Has anybody witnessed a short in a string of leds like this before?
I was curious to know if it was an actual short, would the string of leds not illuminate?

Wade

I assume its since you added the new ones? At any rate...check your solder joints and wire on the stars. If you got a little sloppy on one or stripped it a but long and its touching the side of the star you get a short to the heatsink. it doesn't take much. I always check every LED for path to the heatsink with continuity test/diode test (which lights the LED). If you can light the LED by testing between the heatsink and LED then thats a problem. I caught 2 just this weekend on a build I was working on.
 
Many members have recommended mixing in neutral whites with the cool whites. If you start out with 60% royal blue and then divide the 40% white into 20% cool white and 20% neutral white over a large tank, at what point do you start to get a spot light effect of different whites compared to a blending of all the colors?

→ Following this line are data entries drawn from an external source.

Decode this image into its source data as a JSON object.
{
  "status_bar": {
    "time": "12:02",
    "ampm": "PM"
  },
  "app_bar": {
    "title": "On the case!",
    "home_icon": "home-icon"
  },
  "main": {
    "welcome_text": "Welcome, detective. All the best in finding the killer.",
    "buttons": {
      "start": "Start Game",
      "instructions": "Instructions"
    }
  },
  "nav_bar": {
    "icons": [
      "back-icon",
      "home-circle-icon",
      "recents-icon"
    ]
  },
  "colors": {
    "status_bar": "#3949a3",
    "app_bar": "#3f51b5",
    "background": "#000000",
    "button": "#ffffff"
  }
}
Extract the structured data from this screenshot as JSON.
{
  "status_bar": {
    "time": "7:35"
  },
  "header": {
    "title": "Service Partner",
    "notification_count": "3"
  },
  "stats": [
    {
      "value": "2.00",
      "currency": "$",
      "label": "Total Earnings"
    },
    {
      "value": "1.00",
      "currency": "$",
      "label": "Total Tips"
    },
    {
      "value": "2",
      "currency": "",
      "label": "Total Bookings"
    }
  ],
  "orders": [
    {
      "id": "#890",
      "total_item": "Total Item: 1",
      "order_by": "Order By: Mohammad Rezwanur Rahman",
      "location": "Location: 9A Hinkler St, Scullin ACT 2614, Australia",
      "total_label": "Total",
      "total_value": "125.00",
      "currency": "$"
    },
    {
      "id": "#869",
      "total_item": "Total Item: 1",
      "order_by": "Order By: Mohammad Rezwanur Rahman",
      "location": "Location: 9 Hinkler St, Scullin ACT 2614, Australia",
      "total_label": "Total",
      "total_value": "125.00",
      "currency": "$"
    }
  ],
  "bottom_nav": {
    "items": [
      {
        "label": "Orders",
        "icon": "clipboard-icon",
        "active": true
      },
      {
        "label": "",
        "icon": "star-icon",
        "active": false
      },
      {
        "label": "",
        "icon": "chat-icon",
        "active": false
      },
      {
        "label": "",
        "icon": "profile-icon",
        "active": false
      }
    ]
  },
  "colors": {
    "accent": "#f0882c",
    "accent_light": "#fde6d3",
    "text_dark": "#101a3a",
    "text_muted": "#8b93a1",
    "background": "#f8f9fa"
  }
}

Are there any recommendation on how far apart the different whites can be to blend colors instead of having seperate colors? I can see the blending of the different whites would work when all clustered together in one heatsink, but will it still work when attaching the leds to C channel over the entire length and width of the tank? I already have my royal blue leds and need to order the whites but wanted to address this issue to know whether I am ordering all cool whites or a combination of neutrals and cool. Any help would be appreciated. Due to hood size, the leds will be close to the water surface and will not be using lenses other than maybe the first row of leds (total of six rows with 24 leds per row) due to the depth of the tank (24") in the front of the tank.

TBR701
 
Please help. I am working on my array tonight and had one string wired up, however when I turned it on. Only he first 7 Led lights up while the last 6 do not. What am I doing wrong here?

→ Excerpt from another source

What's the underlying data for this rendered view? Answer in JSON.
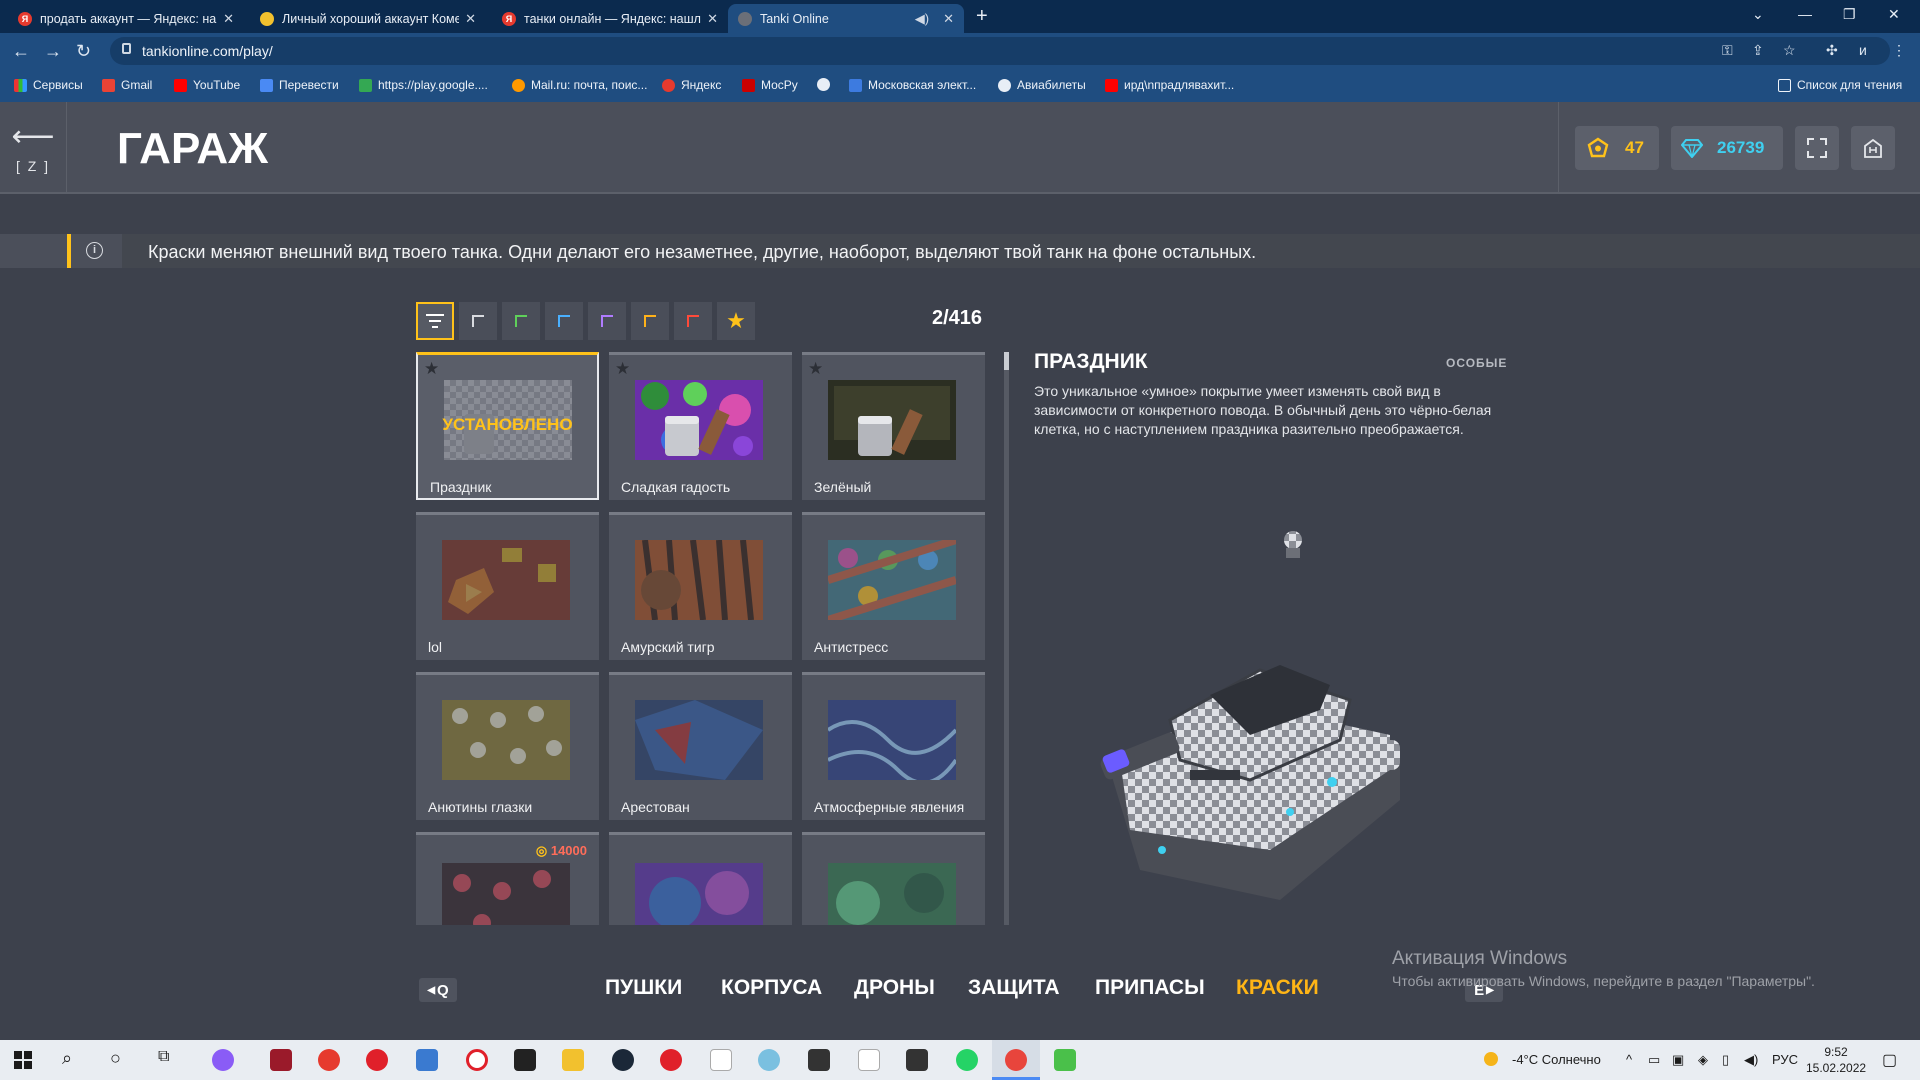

Using Meanwell 48D, and temporarily using a 9V walwart just so I can check that I am wiring everything correctly. The internal trimpot is turned all the way down, when I tried to increase it thinking it needed extra juice to light up the remaining 6 Led. But the first 7 would increase in power and nothing more. Help please.
 
If you unplug the LEDs does the pH probe work. That would at least tell you that you are on the right track.
I unplugged the led lights and the ph probe still gives weird readings.
I just retested all of my leds with voltmeter and I'm stumped. I pulled one blue led out of the string that was seemingly causing all of the trouble.
If i test the led it seems fine-continuity test/diode test (which lights the LED) however when i place it on the heatsink the continuity alarm beeps, indicating a short. My soldering is clean with short wire ends.
Can the led be bad? I thought either they work or they don't (of course depends on operator error).
Can I run the string with only 11 leds until I purchase a new one. I'm running the 3 watt crees Q5 RB from rapid led with a meanwell Eln 60-48D @ .650 ma on a Digital Aquatics ALC.
Wade
 
Please help. I am working on my array tonight and had one string wired up, however when I turned it on. Only he first 7 Led lights up while the last 6 do not. What am I doing wrong here?

Using Meanwell 48D, and temporarily using a 9V walwart just so I can check that I am wiring everything correctly. The internal trimpot is turned all the way down, when I tried to increase it thinking it needed extra juice to light up the remaining 6 Led. But the first 7 would increase in power and nothing more. Help please.


Could not get in to edit my post, so had to post again. I found a little problem with my wiring while doing the AA battery test. Seems that I have some stray voltage going aruond, wondering how I can fix this. When I touch the positive wire of the AA battery to the positive position on Led #6, and the negative wire of the AA battery to the heatsink, led #7 comes on. And seems to affect a few others from #7 on, but I didn't see which wire was touching what to be absolutely sure, but similiar to the previous explanation. Do I need to re solder? Some help please as this is my first attempt at doing this.